The department performs a wide variety of scans ranging from a CT scan of the brain, to CT angiography of the limbs to assess blood vessels. 3D images can be created to aid diagnosis and surgical planning.  The images are then interpreted and documented in a report by radiologists.

Is CT Safe?

Due to advances in technology, it is possible to keep radiation doses as low as possible. Pregnant patients are not advised to go for CT scans due to the radiation, but it may be necessary for life-threatening cases where the benefits outweigh the risks.

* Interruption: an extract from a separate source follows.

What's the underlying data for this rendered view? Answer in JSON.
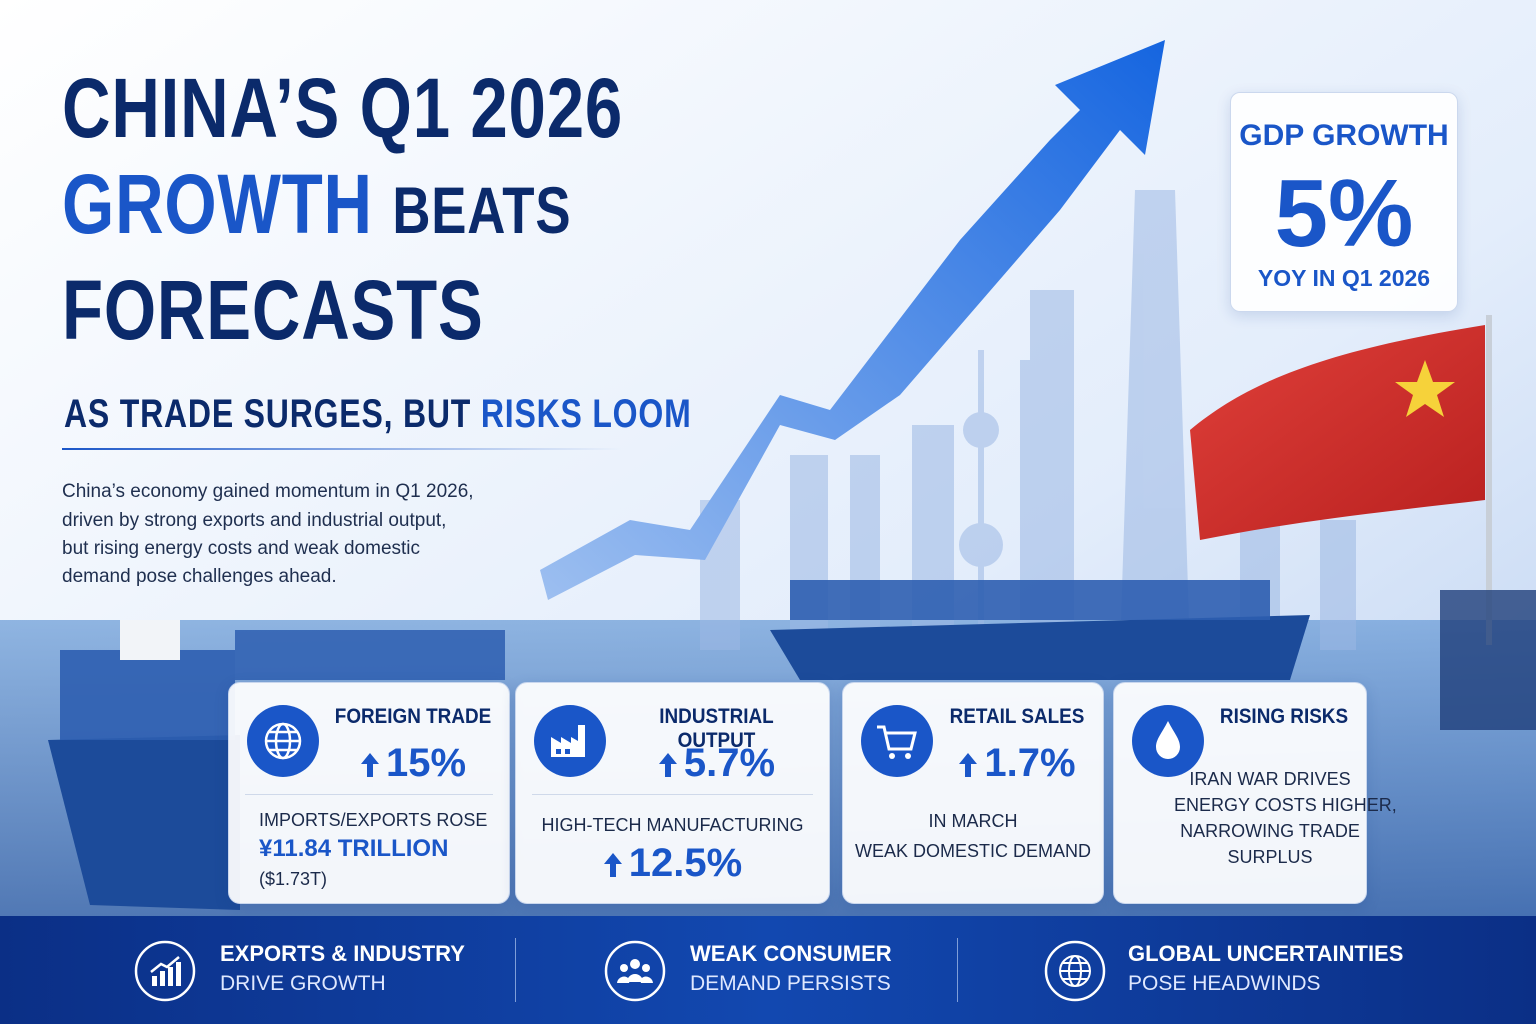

CT scan contrast or dye must be used with caution in patients who are allergic or have kidney failure. The department has safety protocols to assess risk for patients and works closely with referring doctors to decide on the best imaging type.

Examples of CT Scans:

  • CT colonography can be used to visualise the inside of the large intestine (virtual colonoscopy).
  • CT coronary angiogram scan is able to show blockages in the coronary arteries of the heart.
  • CT brain scan is useful to diagnose stroke or bleeding in emergency situations.